Having avoided arrest for years despite his apparent sympathy for extremism and links to some of Britain’s most notorious terrorists, Choudary was convicted at the Old Bailey after jurors heard he had sworn an oath of allegiance to Isis.
The 49-year-old, who has links to one of Lee Rigby’s killers, Michael Adebolajo, and the Islamist militant Omar Bakri Muhammad, also urged followers to support Isis in a series of talks broadcast on YouTube.
Choudary and his co-defendant, Mohammed Rahman, 33, told their supporters to obey Abu Bakr al-Baghdadi, the Isis leader, who is also known as a caliph, and travel to Syria to support Isis or “the caliphate”, the court heard.
They were convicted in July but details of the trial, including the verdict, could not be reported until now.
Choudary and Rahman face up to 10 years in jail for inviting support for a proscribed organisation. They will be sentenced on 6 September at the Old Bailey.
Commander Dean Haydon, head of the Metropolitan police’s counter-terrorism command, said: “These men have stayed just within the law for many years, but there is no one within the counter-terrorism world that has any doubts of the influence that they have had, the hate they have spread and the people that they have encouraged to join terrorist organisations.
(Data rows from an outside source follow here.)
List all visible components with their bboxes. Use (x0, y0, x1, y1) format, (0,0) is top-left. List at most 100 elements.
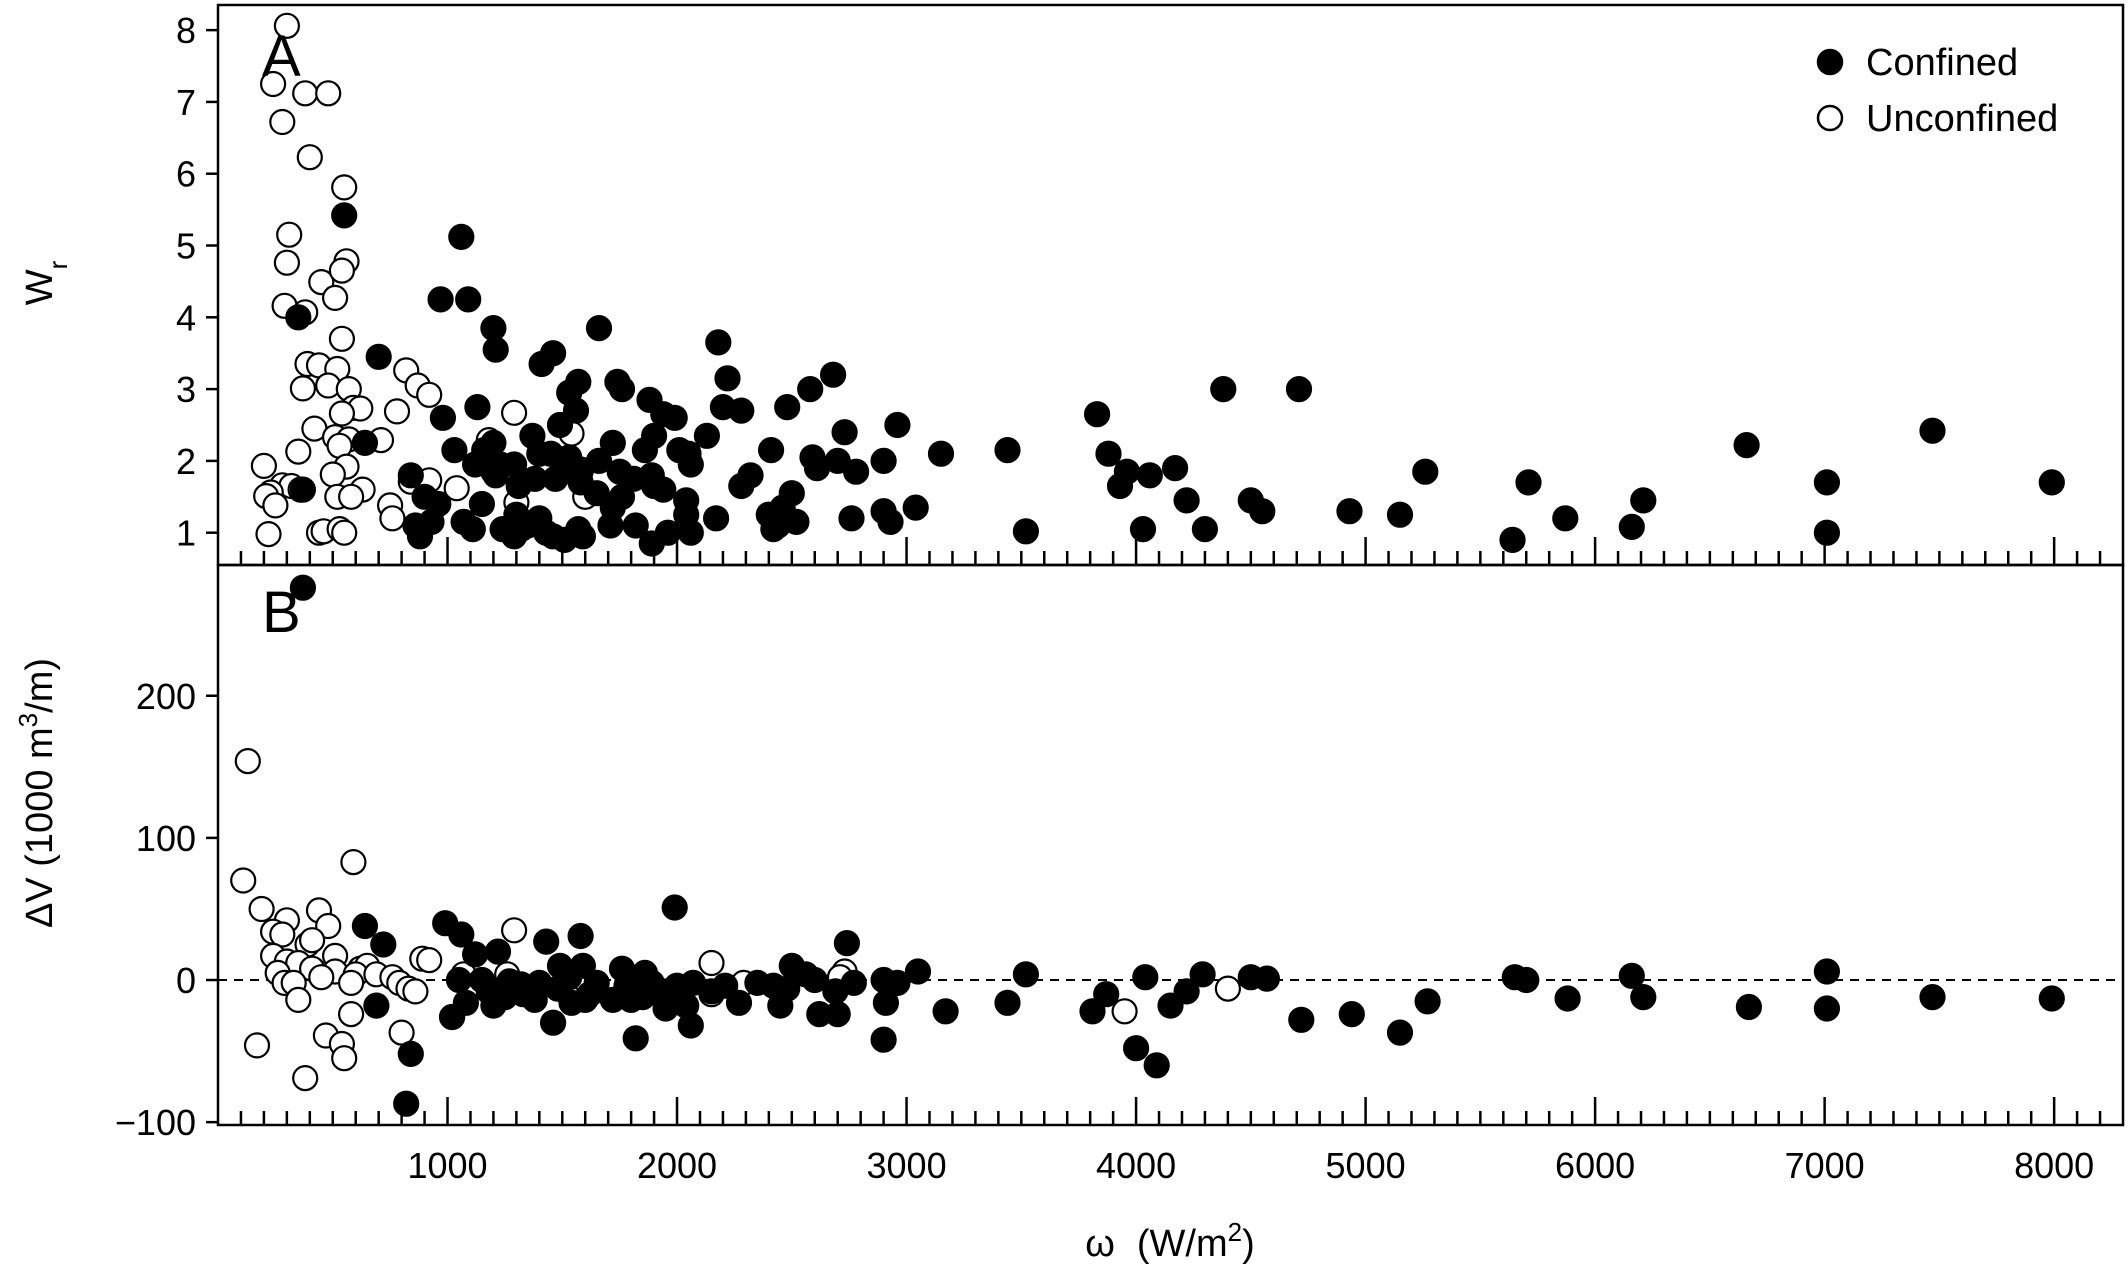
legend-unconfined-marker (1816, 104, 1844, 132)
confined-point (783, 508, 810, 536)
unconfined-point (698, 949, 725, 977)
confined-point (1554, 985, 1581, 1012)
x-tick-label: 1000 (407, 1145, 487, 1186)
y-tick-label: 4 (176, 297, 196, 338)
series-unconfined-b (230, 747, 1242, 1092)
confined-point (1253, 965, 1281, 992)
confined-point (661, 894, 688, 921)
y-tick-label: 2 (176, 441, 196, 482)
unconfined-point (338, 1000, 365, 1028)
confined-point (482, 336, 509, 363)
y-tick-label: 5 (176, 226, 196, 267)
y-tick-label: 0 (176, 960, 196, 1001)
confined-point (505, 472, 532, 500)
confined-point (397, 462, 424, 489)
confined-point (725, 989, 753, 1016)
confined-point (801, 966, 828, 994)
y-tick-label: 1 (176, 513, 196, 554)
confined-point (351, 912, 378, 940)
confined-point (1210, 376, 1237, 403)
confined-point (650, 476, 677, 503)
unconfined-point (322, 284, 349, 311)
x-tick-label: 8000 (2014, 1145, 2094, 1186)
confined-point (870, 447, 897, 474)
confined-point (904, 958, 932, 985)
confined-point (994, 989, 1021, 1016)
confined-point (289, 476, 316, 503)
panel-b-label: B (262, 580, 301, 645)
confined-point (464, 394, 491, 421)
confined-point (528, 350, 555, 378)
confined-point (542, 465, 569, 492)
unconfined-point (269, 108, 296, 136)
y-tick-label: 7 (176, 82, 196, 123)
confined-point (994, 437, 1021, 464)
series-unconfined-a (250, 12, 599, 548)
confined-point (572, 986, 599, 1014)
unconfined-point (234, 747, 261, 775)
confined-point (1336, 498, 1363, 525)
confined-point (482, 462, 509, 489)
confined-point (932, 998, 959, 1025)
confined-point (2038, 985, 2065, 1012)
confined-point (1813, 519, 1841, 546)
unconfined-point (500, 917, 528, 944)
confined-point (767, 992, 794, 1019)
confined-point (1012, 961, 1040, 988)
unconfined-point (248, 895, 275, 923)
unconfined-point (340, 848, 367, 876)
confined-point (285, 304, 312, 331)
confined-point (654, 519, 682, 546)
unconfined-point (416, 946, 443, 974)
confined-point (402, 512, 429, 539)
confined-point (608, 376, 636, 403)
confined-point (533, 928, 560, 955)
unconfined-point (273, 249, 300, 276)
x-axis-title: ω (W/m2) (1085, 1217, 1255, 1265)
confined-point (1132, 964, 1159, 991)
confined-point (819, 361, 847, 388)
confined-point (1106, 472, 1134, 500)
confined-point (393, 1090, 420, 1117)
confined-point (1733, 432, 1760, 459)
confined-point (439, 1003, 466, 1031)
confined-point (1079, 998, 1106, 1025)
confined-point (1513, 966, 1540, 994)
unconfined-point (230, 867, 257, 894)
panel-b-frame (216, 563, 2125, 1127)
confined-point (351, 429, 378, 456)
unconfined-point (262, 492, 289, 519)
confined-point (877, 508, 904, 536)
unconfined-point (296, 144, 323, 171)
confined-point (1414, 988, 1441, 1015)
confined-point (757, 437, 785, 464)
confined-point (1095, 440, 1122, 467)
confined-point (872, 989, 900, 1016)
confined-point (1552, 505, 1579, 532)
confined-point (425, 490, 452, 518)
confined-point (448, 921, 475, 948)
confined-point (1191, 515, 1219, 543)
unconfined-point (383, 398, 411, 425)
confined-point (1249, 498, 1276, 525)
confined-point (622, 512, 649, 539)
confined-point (1813, 958, 1841, 985)
panel-a-label: A (262, 24, 301, 89)
confined-point (1386, 1019, 1414, 1046)
confined-point (445, 966, 473, 994)
confined-point (1618, 962, 1645, 989)
confined-point (1012, 518, 1040, 545)
unconfined-point (338, 969, 365, 997)
confined-point (803, 455, 831, 482)
unconfined-point (402, 978, 429, 1005)
confined-point (441, 437, 468, 464)
confined-point (1919, 417, 1946, 444)
unconfined-point (443, 475, 470, 502)
unconfined-point (328, 325, 355, 352)
confined-point (1189, 961, 1216, 988)
confined-point (289, 574, 316, 601)
unconfined-point (500, 399, 528, 426)
unconfined-point (276, 221, 303, 248)
confined-point (1143, 1052, 1170, 1079)
x-tick-label: 2000 (637, 1145, 717, 1186)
“Over and over again we have seen people on trial for the most serious offences who have attended lectures or speeches given by these men. The oath of allegiance was a turning point for the police – at last we had the evidence that they had stepped over the line and we could prove they supported Isis.”
Haydon said 20 years’ worth of material was considered in the investigation, with 333 electronic devices containing 12.1 terabytes of storage data assessed.
It can now also be revealed that Choudary was encouraged to support Isis by a notorious British Isis fighter who fled to Syria while on police bail.
The court heard that shortly after Isis was described as a terror group Choudary was in contact with an individual name as Subject A. It can now be revealed Subject A was Siddartha Dhar – known on social media as Abu Rumaysah – who was arrested alongside Choudary before he fled to Syria to fight with Isis while on police bail.
Dhar encouraged Choudary to express support for Isis on social media. Following on from Dhar’s encouragement, both defendants made their position on the newly declared caliphate clear in the “oath of allegiance”.
British Muslims had complained about the media attention paid to Choudary and the impression sometimes given to audiences that he was representative of British Islamic thought.
Miqdaad Versi, of the Muslim Council of Britain, told the Guardian: “Mr Anjem Choudary has long been condemned by Muslim organisations and Muslims across the country, who consider him and his support for Daesh [Isis] to be despicable and contrary to the values of Islam and our nation.
“Many Muslims have long been puzzled why this man was regularly approached by the media to give outrageous statements that inflamed Islamophobia. We hope the judgment serves as a lesson for anyone who follows this path of advocating hate and division.”